Endorsement #12 to the policy specifies that National Union is not liable under the policy for any wrongful act occurring prior to March 3, 2006. It also specifies that a loss arising out of the same or related wrongful act shall be deemed to arise from the first such same or related wrongful act. Again relying only on the original complaint, National Union alleges that the Texas quarry was purchased on June 27, 2005. From these facts alone, National Union argues that the purchase of the tungsten mine was related to the Texas quarry purchase so it is deemed to have arisen before the policy was in effect.
Erroneously referred to by National Union in its brief as Endorsement #8.
The court agrees with National Union that the pleadings of an adverse party are properly considered to be judicial admissions which should be considered in ruling on a motion for summary judgment. Brunet Redish, Summary Judgment Fed. L. P. (Third Ed. 2006), § 8:5. However, the admissions in the original complaint at most create an ambiguity as to whether the purchase of the Texas quarry was a related wrongful act. If there is no further evidence on the issue and the trial is to be a bench trial, the court may summarily interpret an evaluate evidence in order to derive legal conclusions. Schwarzer, The Analysis and Decisions of Summary Judgment Motions (Federal Judicial Center 1991), p. 39. Before doing so the court must be sure that trial would add nothing to its ability to decide the case. Summary judgment is appropriate only when a complete factual development could not possibly alter the outcome and the credibility of the witnesses is not at issue. Transworld Airlines v. American Coupon Exchange, 913 F.2d 676, 684-85 (9th Cir. 1990).
The court is very close to granting summary judgment in favor of Wirum and against National Union. Insurance policy exclusions are strictly construed, while exceptions to exclusions are broadly construed in favor of the insured.

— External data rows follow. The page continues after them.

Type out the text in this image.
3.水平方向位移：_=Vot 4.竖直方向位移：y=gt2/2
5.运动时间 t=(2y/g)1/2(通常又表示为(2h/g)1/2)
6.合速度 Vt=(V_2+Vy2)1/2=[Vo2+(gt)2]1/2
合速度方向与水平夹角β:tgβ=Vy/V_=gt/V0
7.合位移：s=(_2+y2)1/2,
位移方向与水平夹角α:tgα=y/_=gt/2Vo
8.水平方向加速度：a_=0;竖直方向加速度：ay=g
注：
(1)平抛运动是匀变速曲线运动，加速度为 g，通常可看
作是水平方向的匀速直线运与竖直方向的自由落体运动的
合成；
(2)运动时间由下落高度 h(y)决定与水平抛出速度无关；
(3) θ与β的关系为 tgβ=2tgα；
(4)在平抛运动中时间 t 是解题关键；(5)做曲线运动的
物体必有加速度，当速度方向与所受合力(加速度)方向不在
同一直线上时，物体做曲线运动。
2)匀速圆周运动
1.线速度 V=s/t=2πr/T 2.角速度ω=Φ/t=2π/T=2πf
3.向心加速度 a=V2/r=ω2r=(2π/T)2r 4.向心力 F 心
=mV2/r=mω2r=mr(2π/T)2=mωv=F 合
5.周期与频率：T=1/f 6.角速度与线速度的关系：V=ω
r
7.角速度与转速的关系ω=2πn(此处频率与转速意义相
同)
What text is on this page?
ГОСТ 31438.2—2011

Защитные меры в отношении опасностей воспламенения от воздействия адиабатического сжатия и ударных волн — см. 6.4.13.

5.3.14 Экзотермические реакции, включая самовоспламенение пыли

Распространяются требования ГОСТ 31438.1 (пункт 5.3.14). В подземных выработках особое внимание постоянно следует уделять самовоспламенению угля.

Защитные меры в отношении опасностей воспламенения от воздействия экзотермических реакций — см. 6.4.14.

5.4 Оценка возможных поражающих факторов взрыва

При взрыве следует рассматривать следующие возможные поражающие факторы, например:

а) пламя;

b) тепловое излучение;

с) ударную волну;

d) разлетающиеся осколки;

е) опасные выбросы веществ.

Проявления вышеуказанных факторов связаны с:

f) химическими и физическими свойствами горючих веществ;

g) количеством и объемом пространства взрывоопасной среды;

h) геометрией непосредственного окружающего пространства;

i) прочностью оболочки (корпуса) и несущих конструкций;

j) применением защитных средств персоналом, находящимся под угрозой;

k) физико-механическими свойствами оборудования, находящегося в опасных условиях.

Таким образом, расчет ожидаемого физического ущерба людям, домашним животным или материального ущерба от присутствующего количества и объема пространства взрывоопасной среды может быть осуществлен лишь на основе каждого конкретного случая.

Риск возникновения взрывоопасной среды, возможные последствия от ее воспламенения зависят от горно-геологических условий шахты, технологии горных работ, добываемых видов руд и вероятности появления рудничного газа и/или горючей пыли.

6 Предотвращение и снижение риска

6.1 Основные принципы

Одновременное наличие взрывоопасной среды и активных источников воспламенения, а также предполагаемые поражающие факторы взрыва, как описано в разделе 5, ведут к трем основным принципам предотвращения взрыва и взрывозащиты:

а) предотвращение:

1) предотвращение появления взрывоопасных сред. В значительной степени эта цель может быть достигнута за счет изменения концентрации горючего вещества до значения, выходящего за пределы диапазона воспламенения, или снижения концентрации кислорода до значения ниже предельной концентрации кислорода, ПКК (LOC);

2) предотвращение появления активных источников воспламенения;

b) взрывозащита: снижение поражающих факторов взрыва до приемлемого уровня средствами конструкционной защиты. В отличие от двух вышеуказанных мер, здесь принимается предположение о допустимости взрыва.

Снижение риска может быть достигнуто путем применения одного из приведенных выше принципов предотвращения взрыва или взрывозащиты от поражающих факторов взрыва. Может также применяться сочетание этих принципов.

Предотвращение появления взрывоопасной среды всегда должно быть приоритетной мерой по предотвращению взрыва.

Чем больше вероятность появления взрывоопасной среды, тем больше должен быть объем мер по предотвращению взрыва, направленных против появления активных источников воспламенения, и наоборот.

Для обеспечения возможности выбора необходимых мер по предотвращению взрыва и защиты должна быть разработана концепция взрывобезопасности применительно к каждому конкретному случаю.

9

An insurer cannot escape its basic duty to insure by means of an exclusionary clause that is unclear. Any exception to the performance of the basic underlying obligation must be so stated as clearly to apprise the insured of its effect; the burden rests upon the insurer to phrase exceptions and exclusions in clear and unmistakable language. The exclusionary clause must be conspicuous, plain and clear. This rule applies with particular force when the coverage portion of the insurance policy would lead an insured to reasonably expect coverage for the claim purportedly excluded. E.M.M.I. Inc. v. Zurich American Ins. Co., 32 Cal.4th 465, 471, 84 P.3d 385, 389-90 (2004). If the court were sure no further evidence is forthcoming on what the policy means by "related," it would apply these basic principles of insurance contract interpretation to grant summary judgment in favor of Wirum. However, since a complete factual development might conceivably alter the outcome by showing that the Texas quarry and the tungsten mine acquisitions were related, no matter how "related" is interpreted, the court will refrain from further summary adjudication.
The court notes in passing that it declines to allow National Union to collaterally attack the default judgments in the guise of an evidentiary objection, and it rejects National Union's "indispensable party" argument for the same reasons as the court in Brown v. American Intern. Group, Inc., 339 F.Supp2d 336, 342 (D.Mass. 2004).
For the foregoing reasons, both Wirum's motion and National Union's countermotion for summary judgment will be denied, except for the partial adjudication set forth in this court's order of October 29, 2009.